Seçtiklerimiz- Londra Üniversitesi profesörü feminist yazar Sara Ahmed’in cinsel tacize karşı bir protesto olarak gerçekleştirdiği istifasının mektubu: Fakat yine de konuşmalıyız: Zarar veren şey, sessizliktir.
Londra Üniversitesi, Goldsmiths College Medya Bölümü’nde Irk, Etnisite ve Kimlik alanında ders veren, feminist kuram, eleştirel ırk araştırmaları ve sömürgecilik sonrası kuram konularında araştırmaları bulunan Sara Ahmed 10 yıllık meslek hayatını bıraktı.
Çeviri: Petek Onur
Ahmed, mektubunda çalıştığı üniversitede cinsel tacize karşı çözüm üretilmediği için işinden ayrıldığını yazdığı ''Söylemek'' adlı yazısı şöyle:
SÖYLEMEK
Meslektaşlarım ve oyunbozanlar
İşimden istifa etme kararımla ilgili yazımı paylaştığımdan beri çok büyük bir destek ve dayanışma gördüm. Yorum yazan ve bana mesaj gönderen herkese teşekkür etmek isterim.
İstifa etmek zor bir karardı. Bu kararın nedenlerini paylaşmak benim için önemliydi: İstifamın hem feminist bir protesto hem de feminist bir kendine değer verme eylemi olduğunu göstermek.
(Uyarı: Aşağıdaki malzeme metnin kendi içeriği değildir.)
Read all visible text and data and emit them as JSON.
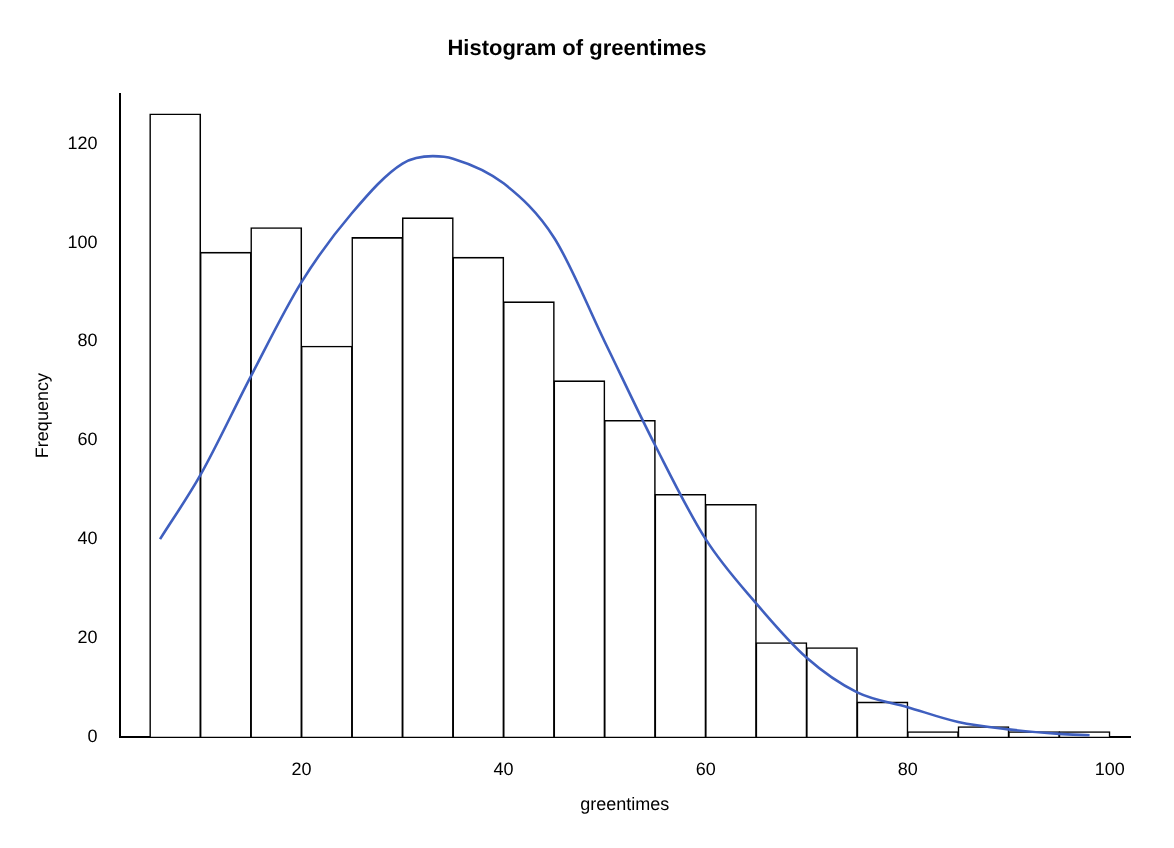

Açıklamamın üstü kapalı ve kısa olduğunun farkındayım. Bana (meslektaşlarıma da olduğu gibi) ayrıntılar soruldu: Hikâyeyi anlatmam, neler olduğunu insanlara söylemem istendi. Bu ricaya yanıt olarak birkaç söz söylemem gerek. Anlatamayacağımız şeyler olduğunda bile, anlatılmamış çok fazla şey bırakmak zorunda olduğumuzda bile, açıkça söylemenin neden önemli olduğuna dair birkaç söz etmeliyim.
Çalıştığım üniversitedeki cinsel taciz sorununu ilk defa üç yıl önce, bir meslektaşımdan duydum. Konuşmayı dün gibi hatırlıyorum. Anlattıklarıyla sarsılmıştım. Hikâye, iki soruşturmanın ardından üniversiteyi bırakan bir kişiyle ilgiliydi. Fakat o konuşma beni başka konuşmalara yönlendirdi: Hem yönetimle hem de en önemlisi, öğrencilerle. Cinsel taciz sorununun boyutuna dair bizi alarma geçiren, öğrencilerdi. O zamandan beri dört soruşturma oldu. Ondan önce iki soruşturma olmuştu. Dört öğretim üyesiyle ilgili altı soruşturma: En azından benim bildiğim kadarıyla.
Sayılardan bahsediyorum çünkü bize bir şey öğretiyor: Cinsel tacizden bahsederken konu ne bir ya da iki ayrıksı kişi hatta ne de ayrıksı bir kurum. Konu, akademik kültürün bir parçası olarak sıradanlaşmış ve normalleşmiş cinsel taciz.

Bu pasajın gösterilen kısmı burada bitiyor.